MGazine of MGnify data

`MGazine` of MGnify data#

What is a `mgnipy.MGazine`?#

Study and Analysis details include ‘downloads’ fields which contain information such as types, short descriptions, urls etc about the datasets outputed from MGnify pipelines.

mgnipy.MGazine as well as more analysis-specific classes such as TaxaMGazine and DWCTaxaMGazine can be used to download the datasets onto disk or read them into our notebooks.

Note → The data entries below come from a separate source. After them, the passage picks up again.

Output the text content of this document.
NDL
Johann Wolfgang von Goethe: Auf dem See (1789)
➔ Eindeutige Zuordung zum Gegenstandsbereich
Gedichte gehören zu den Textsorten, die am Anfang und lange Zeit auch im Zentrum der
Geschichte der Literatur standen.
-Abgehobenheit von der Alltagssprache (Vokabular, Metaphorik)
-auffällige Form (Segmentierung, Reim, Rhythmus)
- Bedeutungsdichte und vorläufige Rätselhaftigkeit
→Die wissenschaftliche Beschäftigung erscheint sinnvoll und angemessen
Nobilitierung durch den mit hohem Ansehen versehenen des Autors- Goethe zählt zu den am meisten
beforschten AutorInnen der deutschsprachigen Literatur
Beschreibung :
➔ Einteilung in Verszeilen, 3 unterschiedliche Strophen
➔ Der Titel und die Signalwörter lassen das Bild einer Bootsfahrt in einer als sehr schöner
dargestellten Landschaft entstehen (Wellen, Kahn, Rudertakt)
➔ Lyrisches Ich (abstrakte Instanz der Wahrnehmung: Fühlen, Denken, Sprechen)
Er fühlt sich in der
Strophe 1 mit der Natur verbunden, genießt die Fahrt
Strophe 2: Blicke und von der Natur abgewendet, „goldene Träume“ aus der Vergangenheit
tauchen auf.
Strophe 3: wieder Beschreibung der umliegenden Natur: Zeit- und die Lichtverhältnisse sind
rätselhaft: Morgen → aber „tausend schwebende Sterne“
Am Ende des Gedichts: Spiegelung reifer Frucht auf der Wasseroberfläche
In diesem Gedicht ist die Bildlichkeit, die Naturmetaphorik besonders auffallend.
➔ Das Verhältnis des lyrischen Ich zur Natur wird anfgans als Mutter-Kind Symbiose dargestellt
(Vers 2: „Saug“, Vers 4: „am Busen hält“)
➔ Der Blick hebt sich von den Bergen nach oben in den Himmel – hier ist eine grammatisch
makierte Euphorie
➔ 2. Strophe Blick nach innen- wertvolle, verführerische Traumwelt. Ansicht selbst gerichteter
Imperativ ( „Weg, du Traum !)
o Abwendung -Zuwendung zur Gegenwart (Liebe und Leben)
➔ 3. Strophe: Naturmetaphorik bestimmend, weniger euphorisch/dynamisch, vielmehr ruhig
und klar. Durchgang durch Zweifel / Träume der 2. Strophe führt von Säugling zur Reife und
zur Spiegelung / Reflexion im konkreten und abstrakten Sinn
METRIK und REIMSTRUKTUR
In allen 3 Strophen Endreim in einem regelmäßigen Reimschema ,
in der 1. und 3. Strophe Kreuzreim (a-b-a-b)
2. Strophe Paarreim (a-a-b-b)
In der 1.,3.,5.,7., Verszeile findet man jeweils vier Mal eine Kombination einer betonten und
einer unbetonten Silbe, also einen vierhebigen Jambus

For downloading, MGazine supports the downloading of all filetypes. For streaming (via mixins.StreamMixin), the supported filetypes are:

TSV/CSV — stream_pandas (pandas) or stream_polars (polars) (handles gzipped TSV/CSV).
TXT — stream_txt (full text or line-chunks).
HTML — stream_html (opens in browser).
FASTA / GFF / BIOM — stream_fasta, stream_gff, stream_biom (scikit-bio generators).
JSONL / NDJSON — stream_jsonl (pandas or polars).
Tree / Newick — stream_tree (scikit-bio).
Other — JSON files under other are streamed via stream_json; binary/unsupported types should be downloaded.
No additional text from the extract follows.